Marine Fasteners for Ships
Fasteners for Marine applications
fixings and fasteners in corrosion resistant Brass and Stainless steel
Fasteners Suppliers providing fastener product for marine applications need to consider materials suitable for saltwater environments. Along with stainless steel in both A2 and A4; Brass and Marine Brass; coating also plays a part. Modern zinc flake and plastic coatings, finishes with high salt spray performance are complemented by the more difficult to obtain traditional Cadmium coating.
- Fasteners for Shipbuilding
- Fasteners for dry dock maintenance
- Fasteners for the Navy's of the world
- Fasteners for Submarine construction and repair
Fastener suppliers to the global shipbuilding industry will advertise on this page, Marine fasteners for smaller boats with rigging include Turnbuckles.
Titanic an interesting fastener story
Why did the Titanic sink?
The huge passenger ship hit an iceberg on its first trip and sank April 15, 1912. Before its only voyage, people said the Titanic was so solid it was unsinkable.
It is said that the ship was not as solid as once thought. Some of the rivets that held the 46,000-ton ship together may not have been strong enough. In those days rivets held together the sheet plates of metal that make up the body of the ship.

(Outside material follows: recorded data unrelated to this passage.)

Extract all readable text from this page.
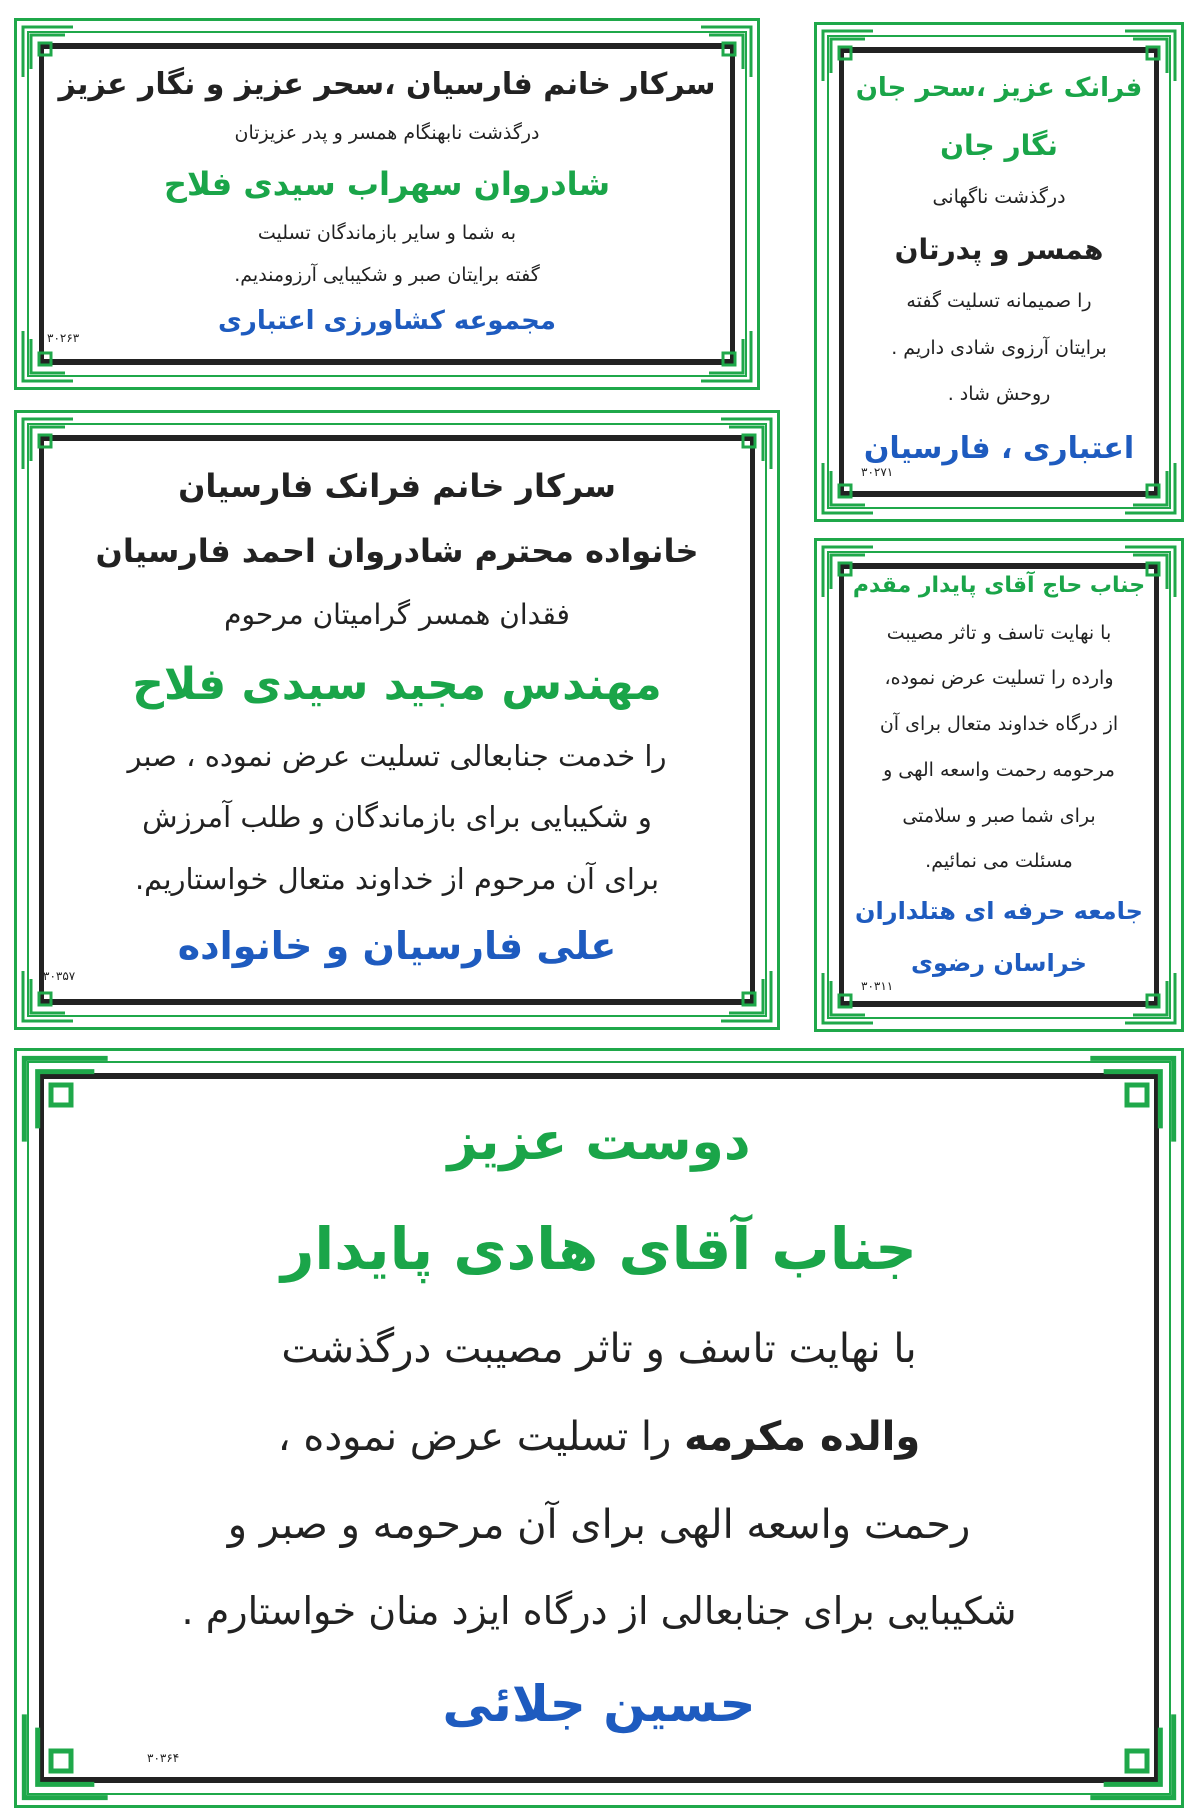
سرکار خانم فارسیان ،سحر عزیز و نگار عزیز

درگذشت نابهنگام همسر و پدر عزیزتان

شادروان سهراب سیدی فلاح

به شما و سایر بازماندگان تسلیت

گفته برایتان صبر و شکیبایی آرزومندیم.

مجموعه کشاورزی اعتباری

۳۰۲۶۳

فرانک عزیز ،سحر جان

نگار جان

درگذشت ناگهانی

همسر و پدرتان

را صمیمانه تسلیت گفته

برایتان آرزوی شادی داریم .

روحش شاد .

اعتباری ، فارسیان

۳۰۲۷۱

سرکار خانم فرانک فارسیان

خانواده محترم شادروان احمد فارسیان

فقدان همسر گرامیتان مرحوم

مهندس مجید سیدی فلاح

را خدمت جنابعالی تسلیت عرض نموده ، صبر

و شکیبایی برای بازماندگان و طلب آمرزش

برای آن مرحوم از خداوند متعال خواستاریم.

علی فارسیان و خانواده

۳۰۳۵۷

جناب حاج آقای پایدار مقدم

با نهایت تاسف و تاثر مصیبت

وارده را تسلیت عرض نموده،

از درگاه خداوند متعال برای آن

مرحومه رحمت واسعه الهی و

برای شما صبر و سلامتی

مسئلت می نمائیم.

جامعه حرفه ای هتلداران

خراسان رضوی

۳۰۳۱۱

دوست عزیز

جناب آقای هادی پایدار

با نهایت تاسف و تاثر مصیبت درگذشت

والده مکرمه را تسلیت عرض نموده ،

رحمت واسعه الهی برای آن مرحومه و صبر و

شکیبایی برای جنابعالی از درگاه ایزد منان خواستارم .

حسین جلائی

۳۰۳۶۴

Some rivets used in the bow, of the Titanic were made from a traditional iron (puddle rivets with a high sulphur content). More modern steel rivets were also used on the ship, supply issues with this more difficult to produce and expensive steel rivets may have encouraged the more extensive use of puddle rivets. The plate rivets snapped when the ship hit the iceberg, which allowed water to rush into the ship. The Titanic sank in fewer than three hours, and 1,517 people died. If the rivets had been stronger, the ship might have stayed afloat longer and more people might have been rescued.
The company that built the Titanic is still in business today. Company officials disagree, the officials say there was nothing wrong with the rivets. As proof, they point to the fact that the Olympic, the Titanic’s sister ship did not experience problems in its 24 years of sailing.